The accommodation is the subject of separate legal challenges, but the court said Monday that the profit-seeking companies could not assert religious claims in such a situation.
Justice Anthony Kennedy, who was part of the majority, also wrote separately to emphasize that the administration can solve its problem easily. "The accommodation works by requiring insurance companies to cover, without cost sharing, contraception coverage for female employees who wish it," Kennedy said. He said that arrangement "does not impinge on the plaintiffs' religious beliefs."

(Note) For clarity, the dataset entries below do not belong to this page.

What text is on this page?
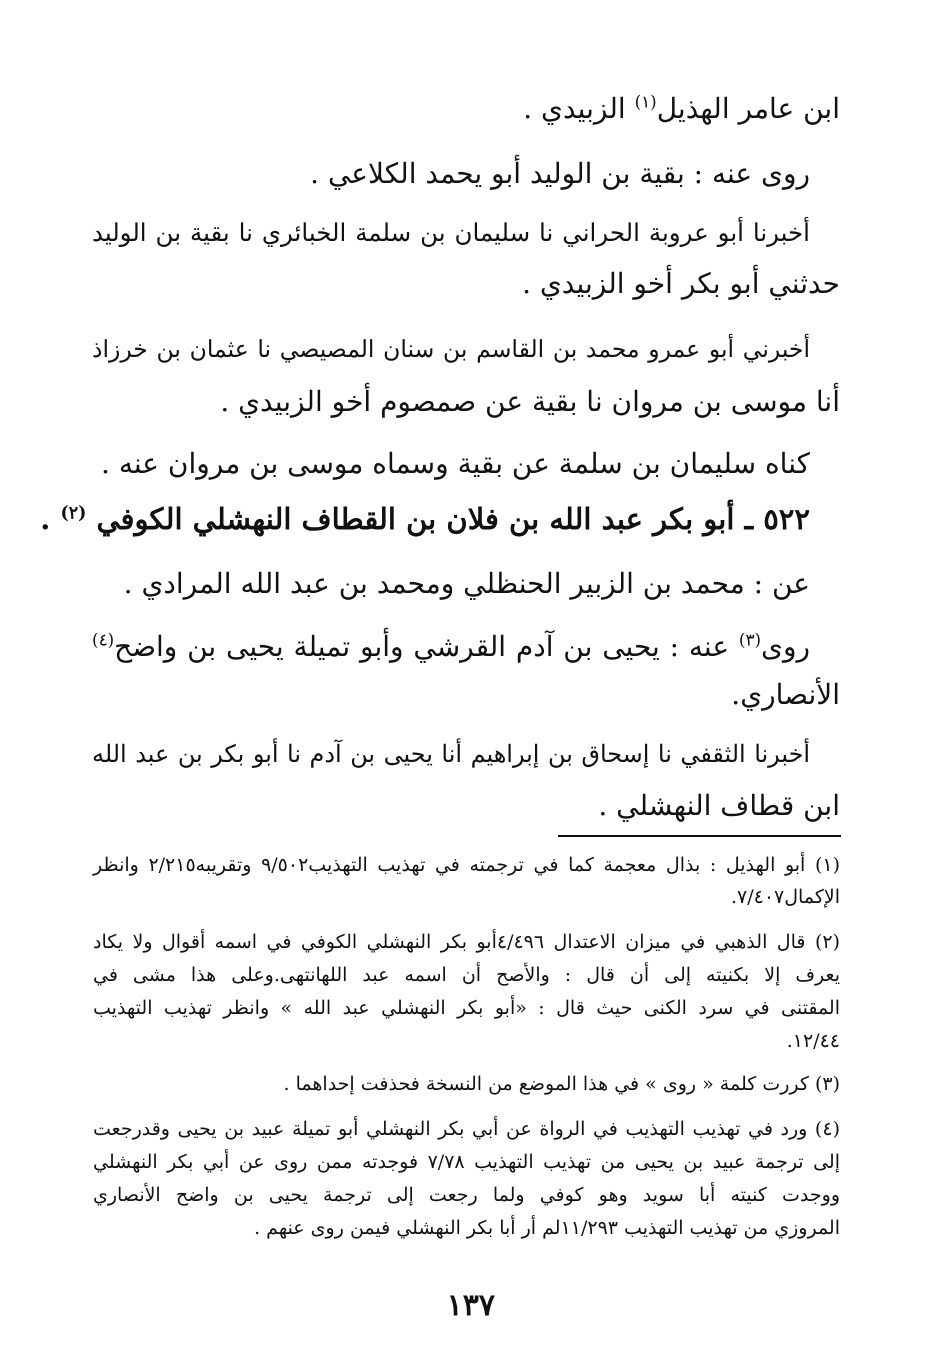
ابن عامر الهذيل$^{(١)}$ الزبيدي .
روى عنه : بقية بن الوليد أبو يحمد الكلاعي .
أخبرنا أبو عروبة الحراني نا سليمان بن سلمة الخبائري نا بقية بن الوليد
حدثني أبو بكر أخو الزبيدي .
أخبرني أبو عمرو محمد بن القاسم بن سنان المصيصي نا عثمان بن خرزاذ
أنا موسى بن مروان نا بقية عن صمصوم أخو الزبيدي .
كناه سليمان بن سلمة عن بقية وسماه موسى بن مروان عنه .
٥٢٢ ـ أبو بكر عبد الله بن فلان بن القطاف النهشلي الكوفي $^{(٢)}$ .
عن : محمد بن الزبير الحنظلي ومحمد بن عبد الله المرادي .
روى$^{(٣)}$ عنه : يحيى بن آدم القرشي وأبو تميلة يحيى بن واضح$^{(٤)}$
الأنصاري.
أخبرنا الثقفي نا إسحاق بن إبراهيم أنا يحيى بن آدم نا أبو بكر بن عبد الله
ابن قطاف النهشلي .
(١) أبو الهذيل : بذال معجمة كما في ترجمته في تهذيب التهذيب٩/٥٠٢ وتقريبه٢/٢١٥ وانظر
الإكمال٧/٤٠٧.
(٢) قال الذهبي في ميزان الاعتدال ٤/٤٩٦أبو بكر النهشلي الكوفي في اسمه أقوال ولا يكاد
يعرف إلا بكنيته إلى أن قال : والأصح أن اسمه عبد اللهانتهى.وعلى هذا مشى في
المقتنى في سرد الكنى حيث قال : «أبو بكر النهشلي عبد الله » وانظر تهذيب التهذيب
١٢/٤٤.
(٣) كررت كلمة « روى » في هذا الموضع من النسخة فحذفت إحداهما .
(٤) ورد في تهذيب التهذيب في الرواة عن أبي بكر النهشلي أبو تميلة عبيد بن يحيى وقدرجعت
إلى ترجمة عبيد بن يحيى من تهذيب التهذيب ٧/٧٨ فوجدته ممن روى عن أبي بكر النهشلي
ووجدت كنيته أبا سويد وهو كوفي ولما رجعت إلى ترجمة يحيى بن واضح الأنصاري
المروزي من تهذيب التهذيب ١١/٢٩٣لم أر أبا بكر النهشلي فيمن روى عنهم .
١٣٧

Houses of worship and other religious institutions whose primary purpose is to spread the faith are exempt from the requirement to offer birth control.
In a dissent she read aloud from the bench, Justice Ruth Bader Ginsburg called the decision "potentially sweeping" because it minimizes the government's interest in uniform compliance with laws affecting the workplace. "And it discounts the disadvantages religion-based opt outs impose on others, in particular, employees who do not share their employer's religious beliefs," Ginsburg said.

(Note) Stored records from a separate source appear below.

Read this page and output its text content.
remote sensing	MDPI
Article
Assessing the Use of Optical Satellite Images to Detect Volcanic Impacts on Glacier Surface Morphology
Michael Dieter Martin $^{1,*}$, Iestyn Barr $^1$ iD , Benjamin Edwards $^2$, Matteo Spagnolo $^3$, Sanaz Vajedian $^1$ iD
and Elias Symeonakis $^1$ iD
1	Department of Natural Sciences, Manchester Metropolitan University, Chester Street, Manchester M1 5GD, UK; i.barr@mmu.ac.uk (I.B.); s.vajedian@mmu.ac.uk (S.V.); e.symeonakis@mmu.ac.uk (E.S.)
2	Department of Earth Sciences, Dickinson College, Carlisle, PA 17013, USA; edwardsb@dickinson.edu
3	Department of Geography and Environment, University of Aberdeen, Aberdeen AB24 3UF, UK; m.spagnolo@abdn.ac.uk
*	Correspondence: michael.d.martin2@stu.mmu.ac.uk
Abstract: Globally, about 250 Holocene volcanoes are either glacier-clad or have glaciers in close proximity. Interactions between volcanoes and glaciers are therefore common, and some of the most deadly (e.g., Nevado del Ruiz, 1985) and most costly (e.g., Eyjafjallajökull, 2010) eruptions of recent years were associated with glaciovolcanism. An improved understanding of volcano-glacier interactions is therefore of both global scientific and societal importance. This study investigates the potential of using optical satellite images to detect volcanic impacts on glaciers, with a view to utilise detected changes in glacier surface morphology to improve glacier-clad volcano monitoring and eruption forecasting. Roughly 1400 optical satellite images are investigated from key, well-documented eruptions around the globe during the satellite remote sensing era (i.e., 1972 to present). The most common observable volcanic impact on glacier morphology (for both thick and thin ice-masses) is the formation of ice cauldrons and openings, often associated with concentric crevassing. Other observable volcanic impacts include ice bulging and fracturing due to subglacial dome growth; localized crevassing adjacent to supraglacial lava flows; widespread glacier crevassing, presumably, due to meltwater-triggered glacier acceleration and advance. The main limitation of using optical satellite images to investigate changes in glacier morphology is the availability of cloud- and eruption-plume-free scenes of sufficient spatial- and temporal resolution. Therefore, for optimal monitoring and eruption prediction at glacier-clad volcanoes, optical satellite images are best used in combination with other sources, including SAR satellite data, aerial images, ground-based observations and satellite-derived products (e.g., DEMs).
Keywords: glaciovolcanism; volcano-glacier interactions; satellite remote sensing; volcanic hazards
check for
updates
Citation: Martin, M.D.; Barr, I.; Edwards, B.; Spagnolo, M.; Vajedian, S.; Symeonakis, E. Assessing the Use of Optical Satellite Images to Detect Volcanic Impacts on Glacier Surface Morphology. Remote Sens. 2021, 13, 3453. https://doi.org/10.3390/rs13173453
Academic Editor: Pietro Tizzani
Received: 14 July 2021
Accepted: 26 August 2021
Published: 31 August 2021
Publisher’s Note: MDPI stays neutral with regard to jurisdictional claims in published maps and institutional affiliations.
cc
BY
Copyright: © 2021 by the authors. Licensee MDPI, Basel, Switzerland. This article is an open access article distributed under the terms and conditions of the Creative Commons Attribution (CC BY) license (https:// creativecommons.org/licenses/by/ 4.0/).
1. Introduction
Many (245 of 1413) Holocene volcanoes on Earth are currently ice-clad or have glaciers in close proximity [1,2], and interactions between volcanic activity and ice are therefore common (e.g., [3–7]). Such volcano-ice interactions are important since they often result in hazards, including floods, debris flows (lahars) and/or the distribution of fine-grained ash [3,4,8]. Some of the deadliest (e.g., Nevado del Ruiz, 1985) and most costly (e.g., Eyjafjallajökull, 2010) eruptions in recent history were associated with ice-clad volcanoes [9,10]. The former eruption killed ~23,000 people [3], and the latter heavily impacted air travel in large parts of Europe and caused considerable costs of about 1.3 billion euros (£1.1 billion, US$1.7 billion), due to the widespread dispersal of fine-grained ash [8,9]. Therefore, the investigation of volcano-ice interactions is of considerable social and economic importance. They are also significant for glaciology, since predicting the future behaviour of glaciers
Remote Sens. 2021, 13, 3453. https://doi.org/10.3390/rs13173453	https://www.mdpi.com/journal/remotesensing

Similarly disagreeing with the Supreme Court's ruling was the National Latina Institute for Reproductive Health Executive Director, Jessica González-Rojas, who released a statement Monday.
"We are deeply disappointed in today’s decision, which deals a serious blow to Latina health and religious liberty. It is terribly concerning that this decision opens the door for bosses to interfere with the personal healthcare decisions of their employees," González-Rojas said.

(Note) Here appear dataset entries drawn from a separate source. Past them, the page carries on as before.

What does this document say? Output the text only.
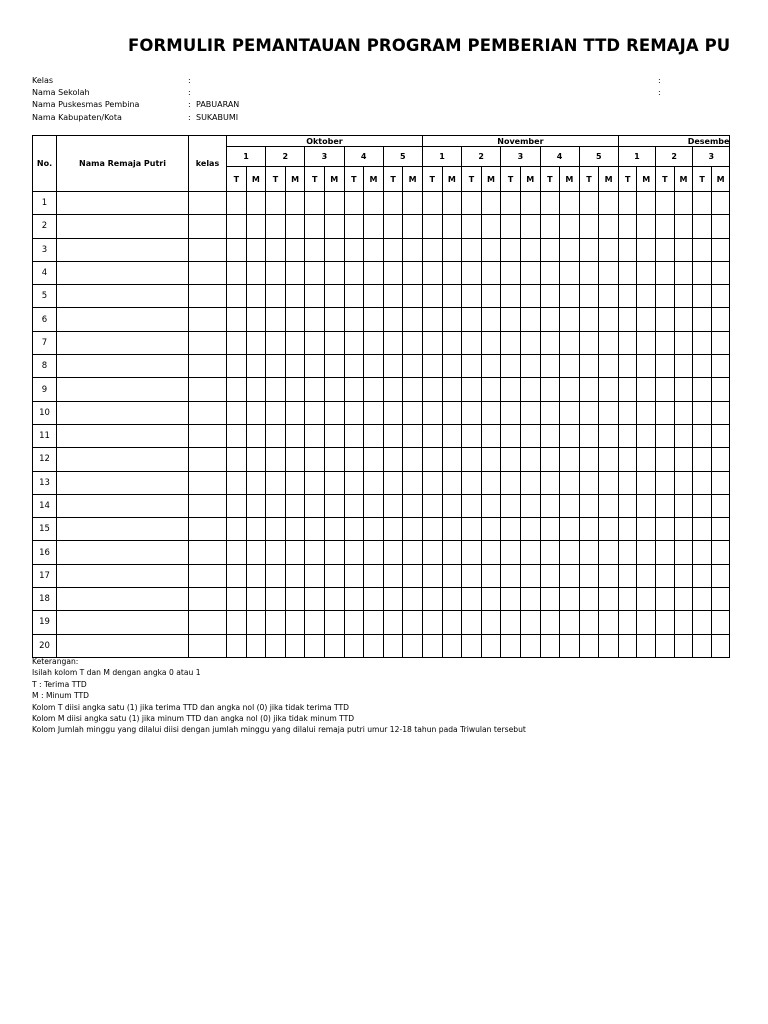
FORMULIR PEMANTAUAN PROGRAM PEMBERIAN TTD REMAJA PU
Kelas	:	:
Nama Sekolah	:	:
Nama Puskesmas Pembina	: PABUARAN
Nama Kabupaten/Kota	: SUKABUMI
No.	Nama Remaja Putri	kelas	Oktober										November										Desembe					
			1		2		3		4		5		1		2		3		4		5		1		2		3	
			T	M	T	M	T	M	T	M	T	M	T	M	T	M	T	M	T	M	T	M	T	M	T	M	T	M
1																												
2																												
3																												
4																												
5																												
6																												
7																												
8																												
9																												
10																												
11																												
12																												
13																												
14																												
15																												
16																												
17																												
18																												
19																												
20																												
Keterangan:
Isilah kolom T dan M dengan angka 0 atau 1
T : Terima TTD
M : Minum TTD
Kolom T diisi angka satu (1) jika terima TTD dan angka nol (0) jika tidak terima TTD
Kolom M diisi angka satu (1) jika minum TTD dan angka nol (0) jika tidak minum TTD
Kolom Jumlah minggu yang dilalui diisi dengan jumlah minggu yang dilalui remaja putri umur 12-18 tahun pada Triwulan tersebut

The administration said a victory for the companies would prevent women who work for them from making decisions about birth control based on what's best for their health, not whether they can afford it. The government's supporters pointed to research showing that nearly one-third of women would change their contraceptive if cost were not an issue; a very effective means of birth control, the intrauterine device, can cost up to $1,000.
The contraceptives at issue before the court were the emergency contraceptives Plan B and ella, and two IUDs.
Nearly 50 businesses have sued over covering contraceptives. Some, like those involved in the Supreme Court case, are willing to cover most methods of contraception, as long as they can exclude drugs or devices that the government says may work after an egg has been fertilized. Other companies object to paying for any form of birth control.
There are separate lawsuits challenging the contraception provision from religiously affiliated hospitals, colleges and charities.
A survey by the Kaiser Family Foundation found 85 percent of large American employers already had offered such coverage before the health care law required it.
Most working women will probably see no impact from the ruling, corporate health benefits consultants expect. Publicly traded companies are unlikely to drag religion into their employee benefit plans, said Mark Holloway, director of compliance services at the Lockton Companies, an insurance broker that serves medium-sized and growing employers.
"Most employers view health insurance as a tool to attract and retain employees," said Holloway. "Women employees want access to contraceptive coverage and most employers don't have a problem providing that coverage. It is typically not a high-cost item."
Hobby Lobby is by far the largest employer of any company that has gone to court to fight the birth control provision.
"This fight is not over," concluded González-Rojas in her statement for the National Latina Institute for Reproductive Health. "Latinas have been fighting for a long time for our human right to healthcare, and we’re going to keep fighting until that right is a reality for every woman, regardless of where she lives or works, her income, or her immigration status."